Some time later, some ancients trekked east/west across present day Alaska.
The preceding groups were prone to be *both* nomadic and semi-agrarian hunter-gather-er.
Other ancients were trekking north/south between present day North American and present day Central America.
These groups were prone to be less nomadic than the above groups; and these groups were more agrarian, also building longer-lasting towns and cities - many constructed on mounds (these were “the mound builders”).
The notion that any of these peoples were innocent, peace-loving agents working for old EPA regimes in order to preserve the planet for posterity ... is wrong.
When more often, they were inclined to “rub out” their enemies, though saving some as slaves and adopting fewer numbers.
I suspect that the “mound builders” became physically, relatively weaker than the more nomadic-prone (willing to hunt over great distances), which is how the “mound builders” lost many struggles between the 14th - 16th centuries ... eventually being replaced almost completely by the 17th century.
Leaving the many clans, families, and tribes encountered by settlers, starting with the 17th century.
Something like that.
Peopling is way over-rated.
How then do they account for the age of places like Monte Verde in southern Chile, a site dated to 14,000 years ago, and at the END of any possible land migration in the Americas?
No, some people had boats, probably made of whale ribs and sealskin, and hunted marine animals close along the ocean shore. Starting immediately off the coast of northwestern Asia, just north of Japan, they could have followed the coast north and eastward until reaching the Aleutians.
Once to the Aleutians, they are basically in the Americas.
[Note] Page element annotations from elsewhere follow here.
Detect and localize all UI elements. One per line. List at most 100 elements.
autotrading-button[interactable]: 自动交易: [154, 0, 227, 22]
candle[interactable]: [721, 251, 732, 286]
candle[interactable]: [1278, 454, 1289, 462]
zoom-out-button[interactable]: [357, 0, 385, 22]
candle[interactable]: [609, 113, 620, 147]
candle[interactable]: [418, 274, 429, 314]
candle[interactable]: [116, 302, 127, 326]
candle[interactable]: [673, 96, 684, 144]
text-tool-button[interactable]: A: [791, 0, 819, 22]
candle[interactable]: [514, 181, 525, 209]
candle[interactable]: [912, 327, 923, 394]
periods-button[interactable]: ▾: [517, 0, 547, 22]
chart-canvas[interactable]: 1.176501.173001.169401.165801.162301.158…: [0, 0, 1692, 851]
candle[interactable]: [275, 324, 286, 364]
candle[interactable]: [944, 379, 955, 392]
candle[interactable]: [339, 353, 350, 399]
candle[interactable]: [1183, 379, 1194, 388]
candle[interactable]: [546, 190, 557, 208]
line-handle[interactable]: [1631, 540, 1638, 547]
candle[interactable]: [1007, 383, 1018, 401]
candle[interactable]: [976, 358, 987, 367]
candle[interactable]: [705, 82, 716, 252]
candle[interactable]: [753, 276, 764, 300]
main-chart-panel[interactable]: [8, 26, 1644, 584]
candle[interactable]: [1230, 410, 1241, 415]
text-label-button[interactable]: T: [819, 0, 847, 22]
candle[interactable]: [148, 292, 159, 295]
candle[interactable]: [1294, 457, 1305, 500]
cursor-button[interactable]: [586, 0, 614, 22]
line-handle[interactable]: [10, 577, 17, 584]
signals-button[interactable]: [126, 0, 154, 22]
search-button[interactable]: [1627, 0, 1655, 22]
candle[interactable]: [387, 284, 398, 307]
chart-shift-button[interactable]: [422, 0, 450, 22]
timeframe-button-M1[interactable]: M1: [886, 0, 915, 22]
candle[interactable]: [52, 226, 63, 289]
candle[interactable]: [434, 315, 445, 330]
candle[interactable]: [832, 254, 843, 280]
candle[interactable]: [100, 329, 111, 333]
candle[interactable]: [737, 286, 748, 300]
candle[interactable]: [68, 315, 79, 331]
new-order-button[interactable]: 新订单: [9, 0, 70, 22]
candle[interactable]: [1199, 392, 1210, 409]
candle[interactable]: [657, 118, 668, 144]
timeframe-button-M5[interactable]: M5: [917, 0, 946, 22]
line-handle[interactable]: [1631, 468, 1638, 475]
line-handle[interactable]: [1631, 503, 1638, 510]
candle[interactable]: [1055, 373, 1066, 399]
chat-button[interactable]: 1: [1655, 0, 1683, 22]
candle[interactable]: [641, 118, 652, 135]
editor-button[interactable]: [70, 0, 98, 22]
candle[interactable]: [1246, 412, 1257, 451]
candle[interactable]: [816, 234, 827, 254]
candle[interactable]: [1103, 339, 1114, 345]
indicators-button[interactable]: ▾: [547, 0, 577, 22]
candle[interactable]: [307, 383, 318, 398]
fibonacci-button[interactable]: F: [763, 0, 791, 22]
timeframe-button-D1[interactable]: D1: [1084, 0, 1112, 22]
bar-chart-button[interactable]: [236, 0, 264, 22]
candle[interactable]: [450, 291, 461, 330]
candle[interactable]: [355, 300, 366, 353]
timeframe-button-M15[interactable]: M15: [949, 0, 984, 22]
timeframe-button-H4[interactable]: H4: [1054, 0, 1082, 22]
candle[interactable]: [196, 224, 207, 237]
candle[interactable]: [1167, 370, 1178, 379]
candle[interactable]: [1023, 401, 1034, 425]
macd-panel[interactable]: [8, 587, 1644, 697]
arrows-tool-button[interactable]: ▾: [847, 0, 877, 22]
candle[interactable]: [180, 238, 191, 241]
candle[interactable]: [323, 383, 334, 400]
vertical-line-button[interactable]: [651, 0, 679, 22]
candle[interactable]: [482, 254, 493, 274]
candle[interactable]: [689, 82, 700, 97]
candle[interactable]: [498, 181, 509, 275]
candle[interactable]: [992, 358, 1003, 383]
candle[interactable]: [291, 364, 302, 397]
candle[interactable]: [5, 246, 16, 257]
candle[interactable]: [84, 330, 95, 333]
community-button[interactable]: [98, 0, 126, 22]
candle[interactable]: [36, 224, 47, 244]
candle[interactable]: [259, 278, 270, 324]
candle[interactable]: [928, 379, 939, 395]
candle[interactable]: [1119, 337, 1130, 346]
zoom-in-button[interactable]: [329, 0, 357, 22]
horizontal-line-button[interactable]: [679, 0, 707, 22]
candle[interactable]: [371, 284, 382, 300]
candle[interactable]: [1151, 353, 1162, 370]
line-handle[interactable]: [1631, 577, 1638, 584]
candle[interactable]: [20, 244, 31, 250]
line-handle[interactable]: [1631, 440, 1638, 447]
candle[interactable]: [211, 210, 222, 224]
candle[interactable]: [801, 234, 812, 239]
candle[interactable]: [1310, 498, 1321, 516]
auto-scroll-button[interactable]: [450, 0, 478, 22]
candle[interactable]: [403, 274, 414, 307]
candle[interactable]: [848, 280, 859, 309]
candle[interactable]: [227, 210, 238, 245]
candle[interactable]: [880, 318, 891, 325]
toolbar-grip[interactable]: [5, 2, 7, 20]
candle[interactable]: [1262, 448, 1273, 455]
Continuing eastward, and then southward from the bight of Alaska, puts them off the Pacific coast of North America, a region rich in marine mammals and fish in the millions. Following these creatures, say, only a hundred miles or so a generation, which for a marine mammal hunting culture in boats is nothing, puts them at Southern Chile with 2000 years.
Of course, during the height of glaciation, the coast was many miles out to sea from where it is now, and sea levels were about 300 feet lower than today. That means most of the camp sites, fishing villages and places to butcher and dry the catch are now under water, perhaps miles off-shore.
Someone needs to look here, using sonar to spot likely places like river mouths and formerly sandy broad beaches close to woods (for fish drying and smoking camps).
The answer to anyone who talks about the surplus population is to ask him, whether he is part of the surplus population; or if not, how he knows he is not. [1925]
~~G. K. Chesterton
peopling of a continent... interesting grammar and interesting intellectual position.